The Problem of Digital Impermanence
The internet has a memory problem. Studies have found that a significant portion of web pages linked in academic papers become inaccessible within years of publication — a phenomenon called "link rot." News articles vanish when publications shut down. Government documents are quietly removed. Social media posts are deleted. Entire platforms — GeoCities, MySpace, Vine, Google+ — are switched off, taking years of human expression with them.
Digital information is, paradoxically, more fragile than many physical media. A newspaper from 1950 might survive in a library archive. A website from 1998 is probably gone forever unless someone specifically saved it.
Brewster Kahle and the Internet Archive
In 1996, internet entrepreneur Brewster Kahle founded the Internet Archive in San Francisco with a simple, staggering ambition: universal access to all knowledge. Drawing on the model of the Library of Alexandria — and explicitly invoking it as both inspiration and cautionary tale — Kahle envisioned a digital library that would preserve not just books and text, but software, audio, video, and the web itself.
The organization is a registered 501(c)(3) nonprofit. It receives no government funding. It survives on donations and contracts, and it operates out of a former church building in San Francisco's Richmond district — an appropriate home for an organization with a quasi-religious dedication to preservation.
How the Wayback Machine Works
The Wayback Machine (web.archive.org), launched publicly in 2001, is the Internet Archive's flagship web preservation project. At its core, it works through web crawling:
- Crawlers — automated programs — continuously browse the web, following links and downloading copies of pages they find.
- Downloaded pages, along with their images, stylesheets, scripts, and other assets, are stored with a timestamp.
- Users can access any stored version of a URL by entering it into the Wayback Machine interface and selecting a date from the calendar view.
- Additionally, anyone can manually submit a URL for immediate archiving using the "Save Page Now" feature.
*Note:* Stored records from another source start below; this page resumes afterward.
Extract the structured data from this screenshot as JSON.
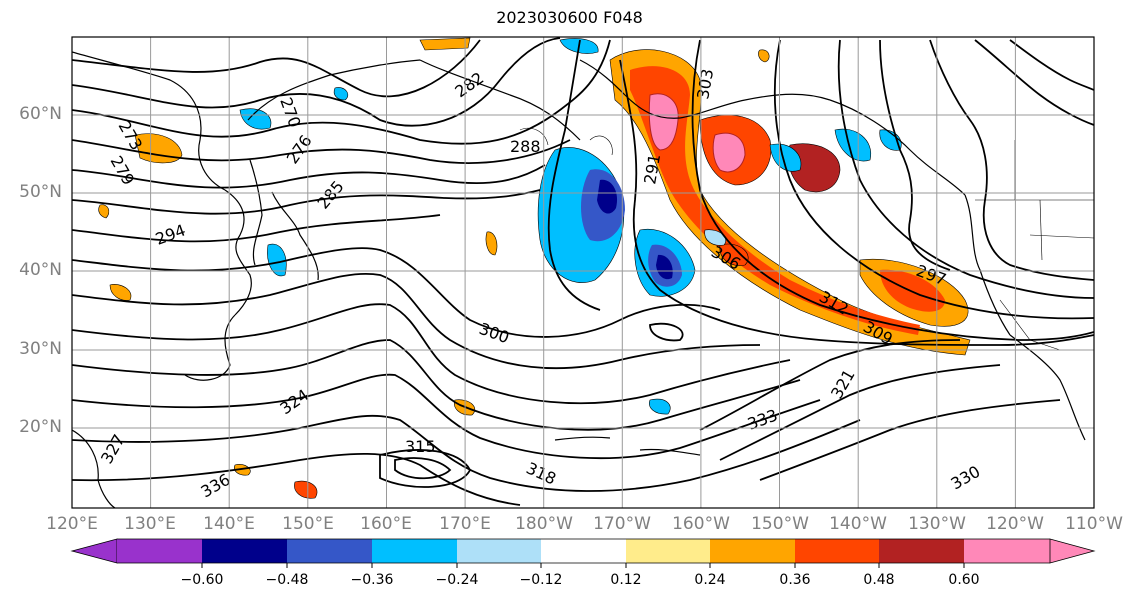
{
  "title": "2023030600 F048",
  "map": {
    "lat_labels": [
      "60°N",
      "50°N",
      "40°N",
      "30°N",
      "20°N"
    ],
    "lon_labels": [
      "120°E",
      "130°E",
      "140°E",
      "150°E",
      "160°E",
      "170°E",
      "180°W",
      "170°W",
      "160°W",
      "150°W",
      "140°W",
      "130°W",
      "120°W",
      "110°W"
    ],
    "contour_labels": [
      "270",
      "273",
      "276",
      "279",
      "282",
      "285",
      "288",
      "291",
      "294",
      "297",
      "300",
      "303",
      "306",
      "309",
      "312",
      "315",
      "318",
      "321",
      "324",
      "327",
      "330",
      "333",
      "336"
    ],
    "grid": true
  },
  "colorbar": {
    "tick_labels": [
      "−0.60",
      "−0.48",
      "−0.36",
      "−0.24",
      "−0.12",
      "0.12",
      "0.24",
      "0.36",
      "0.48",
      "0.60"
    ],
    "colors": [
      "#9932cc",
      "#00008b",
      "#3557c8",
      "#00bfff",
      "#aee0f8",
      "#ffffff",
      "#ffec8b",
      "#ffa500",
      "#ff4500",
      "#b22222",
      "#ff88b8"
    ]
  }
}
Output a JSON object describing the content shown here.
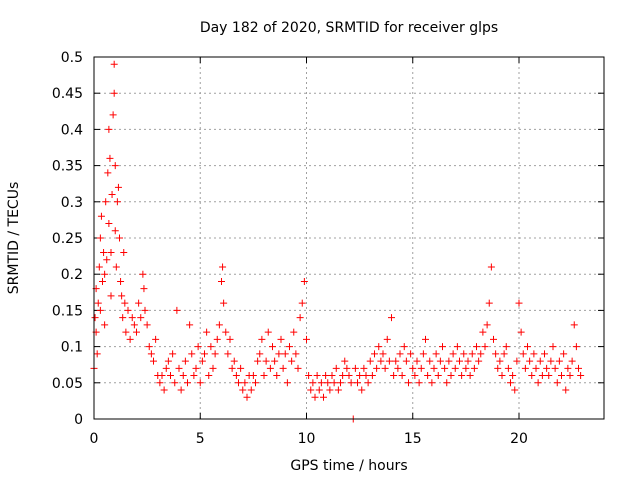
{
  "chart_data": {
    "type": "scatter",
    "title": "Day 182 of 2020, SRMTID for receiver glps",
    "xlabel": "GPS time / hours",
    "ylabel": "SRMTID / TECUs",
    "xlim": [
      0,
      24
    ],
    "ylim": [
      0,
      0.5
    ],
    "xticks": [
      0,
      5,
      10,
      15,
      20
    ],
    "xtick_labels": [
      "0",
      "5",
      "10",
      "15",
      "20"
    ],
    "yticks": [
      0,
      0.05,
      0.1,
      0.15,
      0.2,
      0.25,
      0.3,
      0.35,
      0.4,
      0.45,
      0.5
    ],
    "ytick_labels": [
      "0",
      "0.05",
      "0.1",
      "0.15",
      "0.2",
      "0.25",
      "0.3",
      "0.35",
      "0.4",
      "0.45",
      "0.5"
    ],
    "grid": true,
    "marker": "+",
    "color": "#ff0000",
    "series": [
      {
        "name": "SRMTID",
        "points": [
          [
            0.0,
            0.07
          ],
          [
            0.05,
            0.14
          ],
          [
            0.1,
            0.18
          ],
          [
            0.1,
            0.12
          ],
          [
            0.15,
            0.09
          ],
          [
            0.2,
            0.16
          ],
          [
            0.25,
            0.21
          ],
          [
            0.3,
            0.25
          ],
          [
            0.3,
            0.15
          ],
          [
            0.35,
            0.28
          ],
          [
            0.4,
            0.19
          ],
          [
            0.45,
            0.23
          ],
          [
            0.5,
            0.2
          ],
          [
            0.5,
            0.13
          ],
          [
            0.55,
            0.3
          ],
          [
            0.6,
            0.22
          ],
          [
            0.65,
            0.34
          ],
          [
            0.7,
            0.4
          ],
          [
            0.7,
            0.27
          ],
          [
            0.75,
            0.36
          ],
          [
            0.8,
            0.23
          ],
          [
            0.8,
            0.17
          ],
          [
            0.85,
            0.31
          ],
          [
            0.9,
            0.42
          ],
          [
            0.95,
            0.49
          ],
          [
            0.95,
            0.45
          ],
          [
            1.0,
            0.35
          ],
          [
            1.0,
            0.26
          ],
          [
            1.05,
            0.21
          ],
          [
            1.1,
            0.3
          ],
          [
            1.15,
            0.32
          ],
          [
            1.2,
            0.25
          ],
          [
            1.25,
            0.19
          ],
          [
            1.3,
            0.17
          ],
          [
            1.35,
            0.14
          ],
          [
            1.4,
            0.23
          ],
          [
            1.45,
            0.16
          ],
          [
            1.5,
            0.12
          ],
          [
            1.6,
            0.15
          ],
          [
            1.7,
            0.11
          ],
          [
            1.8,
            0.14
          ],
          [
            1.9,
            0.13
          ],
          [
            2.0,
            0.12
          ],
          [
            2.1,
            0.16
          ],
          [
            2.2,
            0.14
          ],
          [
            2.3,
            0.2
          ],
          [
            2.35,
            0.18
          ],
          [
            2.4,
            0.15
          ],
          [
            2.5,
            0.13
          ],
          [
            2.6,
            0.1
          ],
          [
            2.7,
            0.09
          ],
          [
            2.8,
            0.08
          ],
          [
            2.9,
            0.11
          ],
          [
            3.0,
            0.06
          ],
          [
            3.1,
            0.05
          ],
          [
            3.2,
            0.06
          ],
          [
            3.3,
            0.04
          ],
          [
            3.4,
            0.07
          ],
          [
            3.5,
            0.08
          ],
          [
            3.6,
            0.06
          ],
          [
            3.7,
            0.09
          ],
          [
            3.8,
            0.05
          ],
          [
            3.9,
            0.15
          ],
          [
            4.0,
            0.07
          ],
          [
            4.1,
            0.04
          ],
          [
            4.2,
            0.06
          ],
          [
            4.3,
            0.08
          ],
          [
            4.4,
            0.05
          ],
          [
            4.5,
            0.13
          ],
          [
            4.6,
            0.09
          ],
          [
            4.7,
            0.06
          ],
          [
            4.8,
            0.07
          ],
          [
            4.9,
            0.1
          ],
          [
            5.0,
            0.05
          ],
          [
            5.1,
            0.08
          ],
          [
            5.2,
            0.09
          ],
          [
            5.3,
            0.12
          ],
          [
            5.4,
            0.06
          ],
          [
            5.5,
            0.1
          ],
          [
            5.6,
            0.07
          ],
          [
            5.7,
            0.09
          ],
          [
            5.8,
            0.11
          ],
          [
            5.9,
            0.13
          ],
          [
            6.0,
            0.19
          ],
          [
            6.05,
            0.21
          ],
          [
            6.1,
            0.16
          ],
          [
            6.2,
            0.12
          ],
          [
            6.3,
            0.09
          ],
          [
            6.4,
            0.11
          ],
          [
            6.5,
            0.07
          ],
          [
            6.6,
            0.08
          ],
          [
            6.7,
            0.06
          ],
          [
            6.8,
            0.05
          ],
          [
            6.9,
            0.07
          ],
          [
            7.0,
            0.04
          ],
          [
            7.1,
            0.05
          ],
          [
            7.2,
            0.03
          ],
          [
            7.3,
            0.06
          ],
          [
            7.4,
            0.04
          ],
          [
            7.5,
            0.06
          ],
          [
            7.6,
            0.05
          ],
          [
            7.7,
            0.08
          ],
          [
            7.8,
            0.09
          ],
          [
            7.9,
            0.11
          ],
          [
            8.0,
            0.06
          ],
          [
            8.1,
            0.08
          ],
          [
            8.2,
            0.12
          ],
          [
            8.3,
            0.07
          ],
          [
            8.4,
            0.1
          ],
          [
            8.5,
            0.08
          ],
          [
            8.6,
            0.06
          ],
          [
            8.7,
            0.09
          ],
          [
            8.8,
            0.11
          ],
          [
            8.9,
            0.07
          ],
          [
            9.0,
            0.09
          ],
          [
            9.1,
            0.05
          ],
          [
            9.2,
            0.1
          ],
          [
            9.3,
            0.08
          ],
          [
            9.4,
            0.12
          ],
          [
            9.5,
            0.09
          ],
          [
            9.6,
            0.07
          ],
          [
            9.7,
            0.14
          ],
          [
            9.8,
            0.16
          ],
          [
            9.9,
            0.19
          ],
          [
            10.0,
            0.11
          ],
          [
            10.1,
            0.06
          ],
          [
            10.2,
            0.04
          ],
          [
            10.3,
            0.05
          ],
          [
            10.4,
            0.03
          ],
          [
            10.5,
            0.06
          ],
          [
            10.6,
            0.04
          ],
          [
            10.7,
            0.05
          ],
          [
            10.8,
            0.03
          ],
          [
            10.9,
            0.06
          ],
          [
            11.0,
            0.05
          ],
          [
            11.1,
            0.04
          ],
          [
            11.2,
            0.06
          ],
          [
            11.3,
            0.05
          ],
          [
            11.4,
            0.07
          ],
          [
            11.5,
            0.04
          ],
          [
            11.6,
            0.05
          ],
          [
            11.7,
            0.06
          ],
          [
            11.8,
            0.08
          ],
          [
            11.9,
            0.07
          ],
          [
            12.0,
            0.06
          ],
          [
            12.1,
            0.05
          ],
          [
            12.2,
            0.0
          ],
          [
            12.3,
            0.07
          ],
          [
            12.4,
            0.05
          ],
          [
            12.5,
            0.06
          ],
          [
            12.6,
            0.04
          ],
          [
            12.7,
            0.07
          ],
          [
            12.8,
            0.06
          ],
          [
            12.9,
            0.05
          ],
          [
            13.0,
            0.08
          ],
          [
            13.1,
            0.06
          ],
          [
            13.2,
            0.09
          ],
          [
            13.3,
            0.07
          ],
          [
            13.4,
            0.1
          ],
          [
            13.5,
            0.08
          ],
          [
            13.6,
            0.09
          ],
          [
            13.7,
            0.07
          ],
          [
            13.8,
            0.11
          ],
          [
            13.9,
            0.08
          ],
          [
            14.0,
            0.14
          ],
          [
            14.1,
            0.06
          ],
          [
            14.2,
            0.08
          ],
          [
            14.3,
            0.07
          ],
          [
            14.4,
            0.09
          ],
          [
            14.5,
            0.06
          ],
          [
            14.6,
            0.1
          ],
          [
            14.7,
            0.08
          ],
          [
            14.8,
            0.05
          ],
          [
            14.9,
            0.09
          ],
          [
            15.0,
            0.07
          ],
          [
            15.1,
            0.06
          ],
          [
            15.2,
            0.08
          ],
          [
            15.3,
            0.05
          ],
          [
            15.4,
            0.07
          ],
          [
            15.5,
            0.09
          ],
          [
            15.6,
            0.11
          ],
          [
            15.7,
            0.06
          ],
          [
            15.8,
            0.08
          ],
          [
            15.9,
            0.05
          ],
          [
            16.0,
            0.07
          ],
          [
            16.1,
            0.09
          ],
          [
            16.2,
            0.06
          ],
          [
            16.3,
            0.08
          ],
          [
            16.4,
            0.1
          ],
          [
            16.5,
            0.07
          ],
          [
            16.6,
            0.05
          ],
          [
            16.7,
            0.08
          ],
          [
            16.8,
            0.06
          ],
          [
            16.9,
            0.09
          ],
          [
            17.0,
            0.07
          ],
          [
            17.1,
            0.1
          ],
          [
            17.2,
            0.08
          ],
          [
            17.3,
            0.06
          ],
          [
            17.4,
            0.09
          ],
          [
            17.5,
            0.07
          ],
          [
            17.6,
            0.08
          ],
          [
            17.7,
            0.06
          ],
          [
            17.8,
            0.09
          ],
          [
            17.9,
            0.07
          ],
          [
            18.0,
            0.1
          ],
          [
            18.1,
            0.08
          ],
          [
            18.2,
            0.09
          ],
          [
            18.3,
            0.12
          ],
          [
            18.4,
            0.1
          ],
          [
            18.5,
            0.13
          ],
          [
            18.6,
            0.16
          ],
          [
            18.7,
            0.21
          ],
          [
            18.8,
            0.11
          ],
          [
            18.9,
            0.09
          ],
          [
            19.0,
            0.07
          ],
          [
            19.1,
            0.08
          ],
          [
            19.2,
            0.06
          ],
          [
            19.3,
            0.09
          ],
          [
            19.4,
            0.1
          ],
          [
            19.5,
            0.07
          ],
          [
            19.6,
            0.05
          ],
          [
            19.7,
            0.06
          ],
          [
            19.8,
            0.04
          ],
          [
            19.9,
            0.08
          ],
          [
            20.0,
            0.16
          ],
          [
            20.1,
            0.12
          ],
          [
            20.2,
            0.09
          ],
          [
            20.3,
            0.07
          ],
          [
            20.4,
            0.1
          ],
          [
            20.5,
            0.08
          ],
          [
            20.6,
            0.06
          ],
          [
            20.7,
            0.09
          ],
          [
            20.8,
            0.07
          ],
          [
            20.9,
            0.05
          ],
          [
            21.0,
            0.08
          ],
          [
            21.1,
            0.06
          ],
          [
            21.2,
            0.09
          ],
          [
            21.3,
            0.07
          ],
          [
            21.4,
            0.06
          ],
          [
            21.5,
            0.08
          ],
          [
            21.6,
            0.1
          ],
          [
            21.7,
            0.07
          ],
          [
            21.8,
            0.05
          ],
          [
            21.9,
            0.08
          ],
          [
            22.0,
            0.06
          ],
          [
            22.1,
            0.09
          ],
          [
            22.2,
            0.04
          ],
          [
            22.3,
            0.07
          ],
          [
            22.4,
            0.06
          ],
          [
            22.5,
            0.08
          ],
          [
            22.6,
            0.13
          ],
          [
            22.7,
            0.1
          ],
          [
            22.8,
            0.07
          ],
          [
            22.9,
            0.06
          ]
        ]
      }
    ]
  }
}
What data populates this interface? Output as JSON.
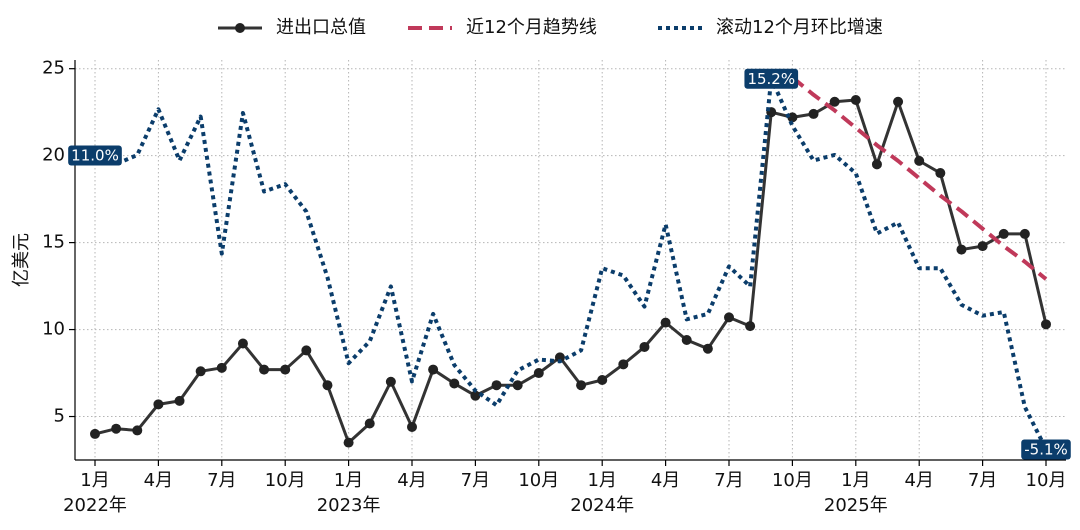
{
  "chart_data": {
    "type": "line",
    "ylabel": "亿美元",
    "x": [
      "2022-01",
      "2022-02",
      "2022-03",
      "2022-04",
      "2022-05",
      "2022-06",
      "2022-07",
      "2022-08",
      "2022-09",
      "2022-10",
      "2022-11",
      "2022-12",
      "2023-01",
      "2023-02",
      "2023-03",
      "2023-04",
      "2023-05",
      "2023-06",
      "2023-07",
      "2023-08",
      "2023-09",
      "2023-10",
      "2023-11",
      "2023-12",
      "2024-01",
      "2024-02",
      "2024-03",
      "2024-04",
      "2024-05",
      "2024-06",
      "2024-07",
      "2024-08",
      "2024-09",
      "2024-10",
      "2024-11",
      "2024-12",
      "2025-01",
      "2025-02",
      "2025-03",
      "2025-04",
      "2025-05",
      "2025-06",
      "2025-07",
      "2025-08",
      "2025-09",
      "2025-10"
    ],
    "series": [
      {
        "name": "进出口总值",
        "color": "#333333",
        "style": "solid-marker",
        "values": [
          4.0,
          4.3,
          4.2,
          5.7,
          5.9,
          7.6,
          7.8,
          9.2,
          7.7,
          7.7,
          8.8,
          6.8,
          3.5,
          4.6,
          7.0,
          4.4,
          7.7,
          6.9,
          6.2,
          6.8,
          6.8,
          7.5,
          8.4,
          6.8,
          7.1,
          8.0,
          9.0,
          10.4,
          9.4,
          8.9,
          10.7,
          10.2,
          22.5,
          22.2,
          22.4,
          23.1,
          23.2,
          19.5,
          23.1,
          19.7,
          19.0,
          14.6,
          14.8,
          15.5,
          15.5,
          10.3
        ]
      },
      {
        "name": "近12个月趋势线",
        "color": "#c0395a",
        "style": "dashed",
        "values": [
          null,
          null,
          null,
          null,
          null,
          null,
          null,
          null,
          null,
          null,
          null,
          null,
          null,
          null,
          null,
          null,
          null,
          null,
          null,
          null,
          null,
          null,
          null,
          null,
          null,
          null,
          null,
          null,
          null,
          null,
          null,
          null,
          null,
          24.5,
          23.5,
          22.6,
          21.6,
          20.6,
          19.7,
          18.7,
          17.7,
          16.8,
          15.8,
          14.8,
          13.9,
          12.9
        ]
      },
      {
        "name": "滚动12个月环比增速",
        "color": "#0b3d6b",
        "style": "dotted",
        "axis": "y2",
        "values": [
          11.0,
          10.5,
          11.0,
          13.5,
          10.7,
          13.1,
          5.6,
          13.3,
          9.0,
          9.4,
          7.9,
          4.3,
          -0.4,
          0.8,
          3.8,
          -1.4,
          2.3,
          -0.5,
          -1.9,
          -2.7,
          -0.8,
          -0.2,
          -0.3,
          0.3,
          4.8,
          4.4,
          2.7,
          7.2,
          2.0,
          2.3,
          4.9,
          3.8,
          15.2,
          12.6,
          10.7,
          11.0,
          10.0,
          6.7,
          7.3,
          4.8,
          4.8,
          2.8,
          2.2,
          2.4,
          -2.8,
          -5.1
        ],
        "value_labels": [
          "11.0%",
          null,
          null,
          null,
          null,
          null,
          null,
          null,
          null,
          null,
          null,
          null,
          null,
          null,
          null,
          null,
          null,
          null,
          null,
          null,
          null,
          null,
          null,
          null,
          null,
          null,
          null,
          null,
          null,
          null,
          null,
          null,
          "15.2%",
          null,
          null,
          null,
          null,
          null,
          null,
          null,
          null,
          null,
          null,
          null,
          null,
          "-5.1%"
        ]
      }
    ],
    "ylim": [
      2.5,
      25.5
    ],
    "yticks": [
      5,
      10,
      15,
      20,
      25
    ],
    "y2lim": [
      -5.7,
      16.2
    ],
    "xticks": [
      {
        "value": "2022-01",
        "label": "1月"
      },
      {
        "value": "2022-04",
        "label": "4月"
      },
      {
        "value": "2022-07",
        "label": "7月"
      },
      {
        "value": "2022-10",
        "label": "10月"
      },
      {
        "value": "2023-01",
        "label": "1月"
      },
      {
        "value": "2023-04",
        "label": "4月"
      },
      {
        "value": "2023-07",
        "label": "7月"
      },
      {
        "value": "2023-10",
        "label": "10月"
      },
      {
        "value": "2024-01",
        "label": "1月"
      },
      {
        "value": "2024-04",
        "label": "4月"
      },
      {
        "value": "2024-07",
        "label": "7月"
      },
      {
        "value": "2024-10",
        "label": "10月"
      },
      {
        "value": "2025-01",
        "label": "1月"
      },
      {
        "value": "2025-04",
        "label": "4月"
      },
      {
        "value": "2025-07",
        "label": "7月"
      },
      {
        "value": "2025-10",
        "label": "10月"
      }
    ],
    "year_labels": [
      {
        "value": "2022-01",
        "label": "2022年"
      },
      {
        "value": "2023-01",
        "label": "2023年"
      },
      {
        "value": "2024-01",
        "label": "2024年"
      },
      {
        "value": "2025-01",
        "label": "2025年"
      }
    ],
    "grid": true,
    "legend": "top"
  }
}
The scale is extraordinary. As of recent years, the Wayback Machine holds well over 800 billion web page captures spanning decades. The physical storage infrastructure required to hold this data is immense, and the Archive maintains redundant copies at multiple locations.
Beyond the Web: Software, Games, and More
The Internet Archive preserves far more than websites. Its collections include:
- Software Library: Thousands of vintage programs runnable in-browser via emulation, including DOS games, early Mac applications, and console ROMs.
- Open Library: A digital lending library of physical books, with controlled digital lending of scanned copies.
- Audio Archive: Live concert recordings, old-time radio broadcasts, and historical speeches.
- Video Archive: News broadcasts, films, and moving image collections.
- Texts: Millions of books, papers, and documents in the public domain.
The Legal Battleground
The Internet Archive has faced significant legal challenges. Publishers have sued over its digital lending programs. Its role in copyright law is contested and legally complex. The Archive argues that preservation is a legitimate use case that copyright law should accommodate; rights holders often disagree. These cases are working through courts and will shape the future of digital preservation for years to come.
How You Can Help Preserve Digital History
Digital preservation isn't only the Internet Archive's job. There are practical steps anyone can take:
- Use the Wayback Machine's "Save Page Now" feature to archive important pages before they disappear.
- Donate to the Internet Archive at archive.org.
- Contribute to volunteer preservation projects like the Archive Team.
- For important documents in your own life or organization, maintain offline backups in multiple formats.
- Learn about and advocate for link rot prevention practices in academic and journalistic publishing.
The digital past is not automatically preserved. It requires deliberate effort, funding, and public support. The Internet Archive is doing extraordinary work — but the web moves faster than any single institution can archive. Preservation is a community effort, and it starts with understanding why it matters.